The great musicians—like Curtis Mayfield, Aretha Franklin and Bob Dylan—understand life in all its bristling glory: find your passion, never leave it, and become a prisoner to the hope that it matters.
Question: Can we end indifference?
Cornel West: Yeah, but the thing about indifference is that it's always a choice that we make, you see. So that if you choose to have an iciness of soul and a hardening of heart and a coarsening of conscience, that leads towards indifference. That's why at the end of Dante's Inferno it's the iciness of Satan. You remember? The coldness. That's a choice. No matter what structures or dominations are in place, we can still choose to care, choose to care -- Sorge, that fundamental category that the Germans talked about, the care. And the bluesman and the blueswoman don't believe in optimism or pessimism, you see. I been down so long that down don't worry me no more; that's why I keep keeping on. The bluesman and the blueswoman are never indifferent. They're full of passion, they're full of caring about something. It could be last night, tomorrow night. It could be the society. Whatever.

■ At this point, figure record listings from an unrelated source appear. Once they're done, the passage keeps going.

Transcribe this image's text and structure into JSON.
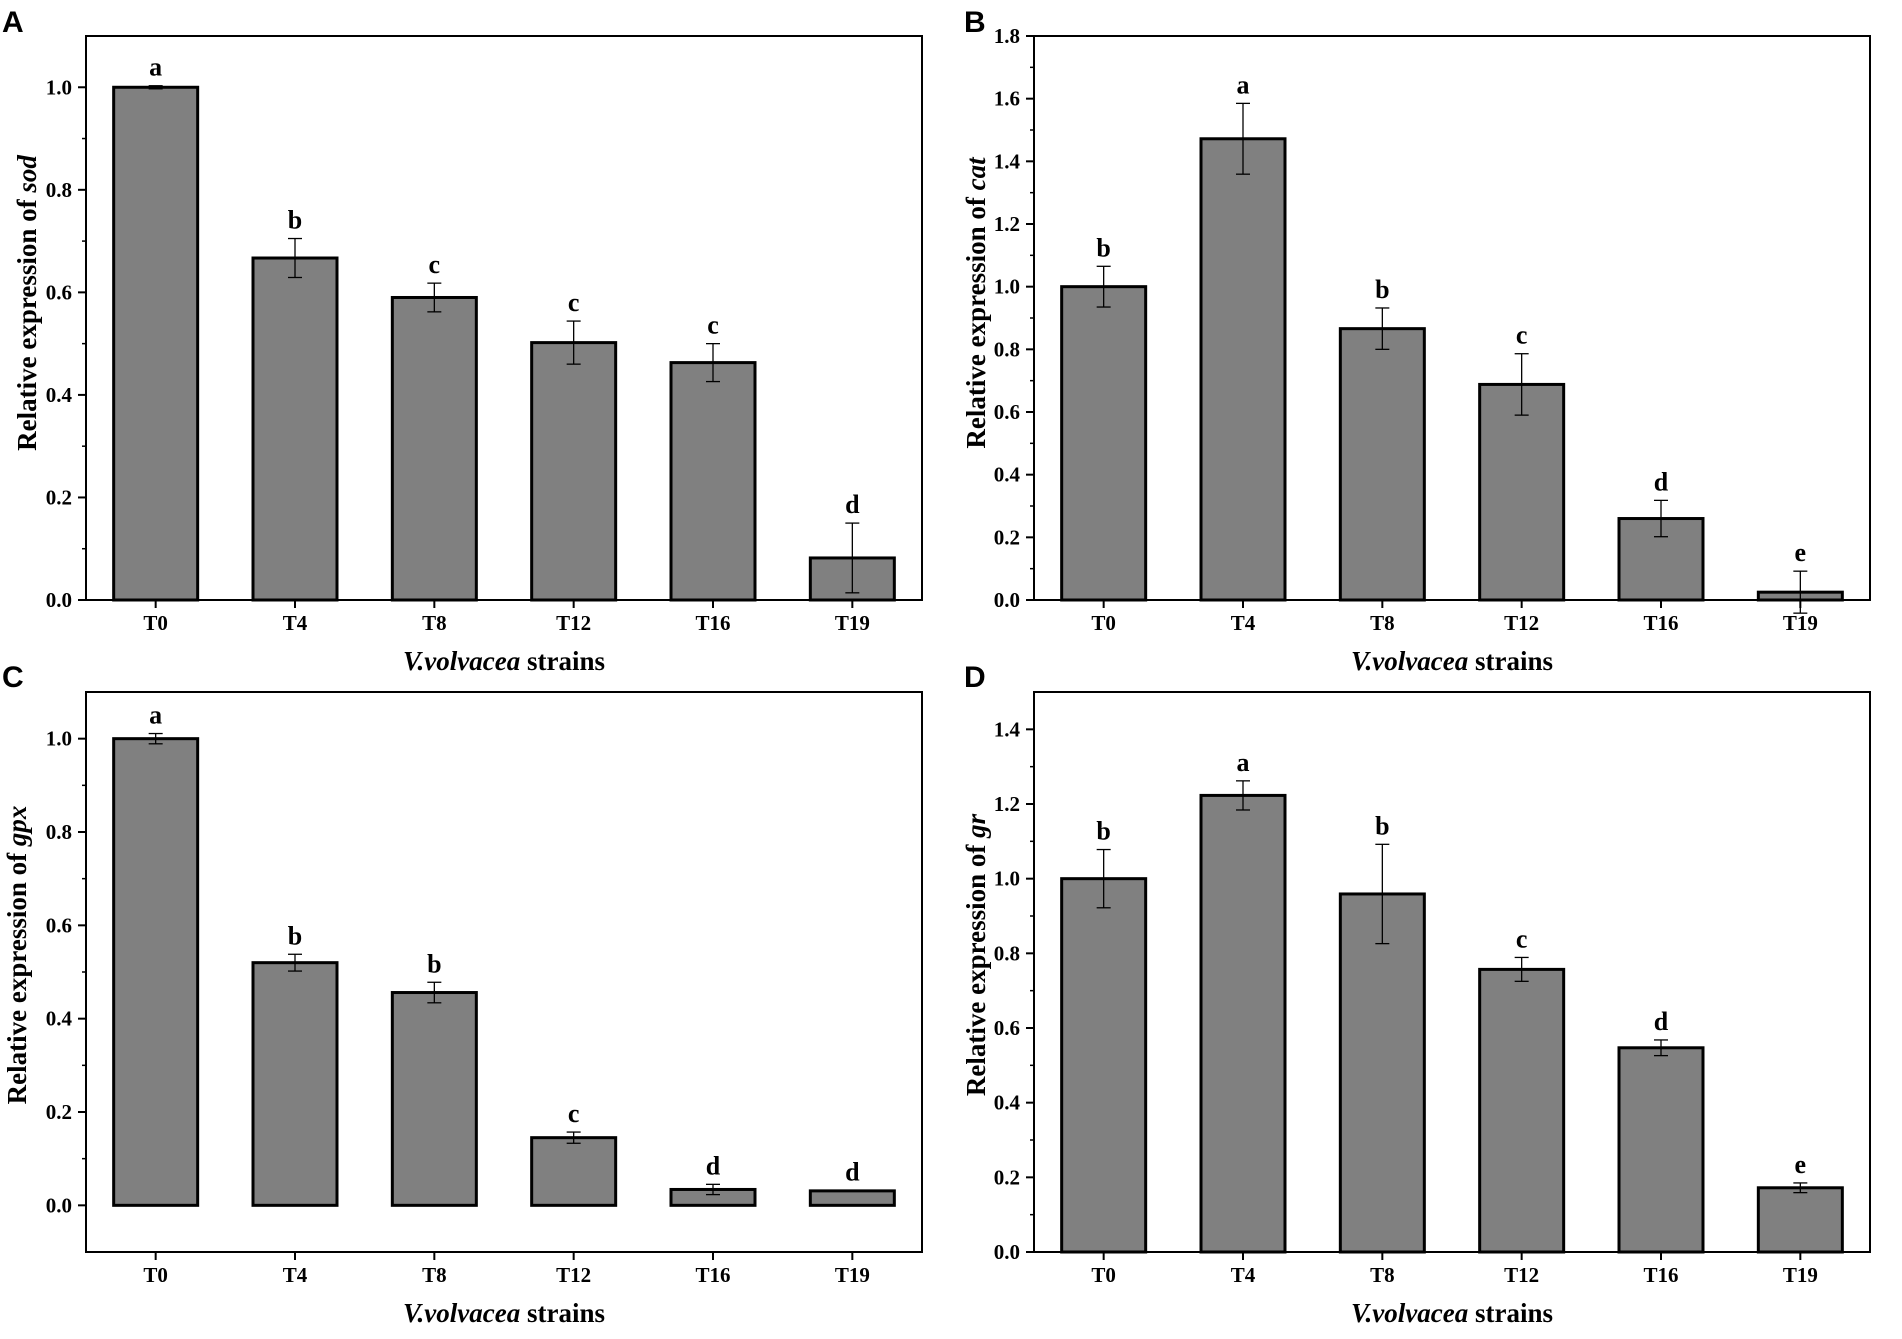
{
  "colors": {
    "bar_fill": "#808080",
    "bar_stroke": "#000000",
    "axis": "#000000"
  },
  "chart_data": [
    {
      "panel": "A",
      "type": "bar",
      "categories": [
        "T0",
        "T4",
        "T8",
        "T12",
        "T16",
        "T19"
      ],
      "values": [
        1.0,
        0.667,
        0.59,
        0.502,
        0.463,
        0.082
      ],
      "errors": [
        0.003,
        0.038,
        0.028,
        0.042,
        0.037,
        0.068
      ],
      "significance": [
        "a",
        "b",
        "c",
        "c",
        "c",
        "d"
      ],
      "ylim": [
        0,
        1.1
      ],
      "yticks": [
        0.0,
        0.2,
        0.4,
        0.6,
        0.8,
        1.0
      ],
      "ytick_labels": [
        "0.0",
        "0.2",
        "0.4",
        "0.6",
        "0.8",
        "1.0"
      ],
      "ylabel_prefix": "Relative expression of ",
      "ylabel_gene": "sod",
      "xlabel_italic": "V.volvacea",
      "xlabel_rest": " strains"
    },
    {
      "panel": "B",
      "type": "bar",
      "categories": [
        "T0",
        "T4",
        "T8",
        "T12",
        "T16",
        "T19"
      ],
      "values": [
        1.0,
        1.472,
        0.866,
        0.688,
        0.26,
        0.025
      ],
      "errors": [
        0.065,
        0.113,
        0.066,
        0.098,
        0.058,
        0.067
      ],
      "significance": [
        "b",
        "a",
        "b",
        "c",
        "d",
        "e"
      ],
      "ylim": [
        0,
        1.8
      ],
      "yticks": [
        0.0,
        0.2,
        0.4,
        0.6,
        0.8,
        1.0,
        1.2,
        1.4,
        1.6,
        1.8
      ],
      "ytick_labels": [
        "0.0",
        "0.2",
        "0.4",
        "0.6",
        "0.8",
        "1.0",
        "1.2",
        "1.4",
        "1.6",
        "1.8"
      ],
      "ylabel_prefix": "Relative expression of ",
      "ylabel_gene": "cat",
      "xlabel_italic": "V.volvacea",
      "xlabel_rest": " strains"
    },
    {
      "panel": "C",
      "type": "bar",
      "categories": [
        "T0",
        "T4",
        "T8",
        "T12",
        "T16",
        "T19"
      ],
      "values": [
        1.0,
        0.52,
        0.456,
        0.145,
        0.034,
        0.031
      ],
      "errors": [
        0.011,
        0.018,
        0.022,
        0.012,
        0.011,
        0.001
      ],
      "significance": [
        "a",
        "b",
        "b",
        "c",
        "d",
        "d"
      ],
      "ylim": [
        -0.1,
        1.1
      ],
      "yticks": [
        0.0,
        0.2,
        0.4,
        0.6,
        0.8,
        1.0
      ],
      "ytick_labels": [
        "0.0",
        "0.2",
        "0.4",
        "0.6",
        "0.8",
        "1.0"
      ],
      "ylabel_prefix": "Relative expression of ",
      "ylabel_gene": "gpx",
      "xlabel_italic": "V.volvacea",
      "xlabel_rest": " strains"
    },
    {
      "panel": "D",
      "type": "bar",
      "categories": [
        "T0",
        "T4",
        "T8",
        "T12",
        "T16",
        "T19"
      ],
      "values": [
        1.0,
        1.223,
        0.959,
        0.757,
        0.547,
        0.172
      ],
      "errors": [
        0.078,
        0.039,
        0.133,
        0.032,
        0.021,
        0.013
      ],
      "significance": [
        "b",
        "a",
        "b",
        "c",
        "d",
        "e"
      ],
      "ylim": [
        0,
        1.5
      ],
      "yticks": [
        0.0,
        0.2,
        0.4,
        0.6,
        0.8,
        1.0,
        1.2,
        1.4
      ],
      "ytick_labels": [
        "0.0",
        "0.2",
        "0.4",
        "0.6",
        "0.8",
        "1.0",
        "1.2",
        "1.4"
      ],
      "ylabel_prefix": "Relative expression of ",
      "ylabel_gene": "gr",
      "xlabel_italic": "V.volvacea",
      "xlabel_rest": " strains"
    }
  ]
}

You've got to sustain some kind of passion, and therefore the great bluesmen and women from Tony Morrison to white ones like Tennessee Williams to Bruce Springsteen on the vanilla side of town, along with Bob Dylan, or on the chocolate side of town, you know, it could be Leroy Carr or Curtis Mayfield or Aretha Franklin -- they are prisoners of hope. They're neither optimists nor pessimists; they are prisoners of hope because they care. As long as you care, and there's one little precious child out there with sparkling eyes, you've got to do something. And if you don't, the rocks are going to cry out. That's why Coltrane kept blowing his horn, my brother, because if he didn't blow his horn the rocks were going to cry out. That genius cared.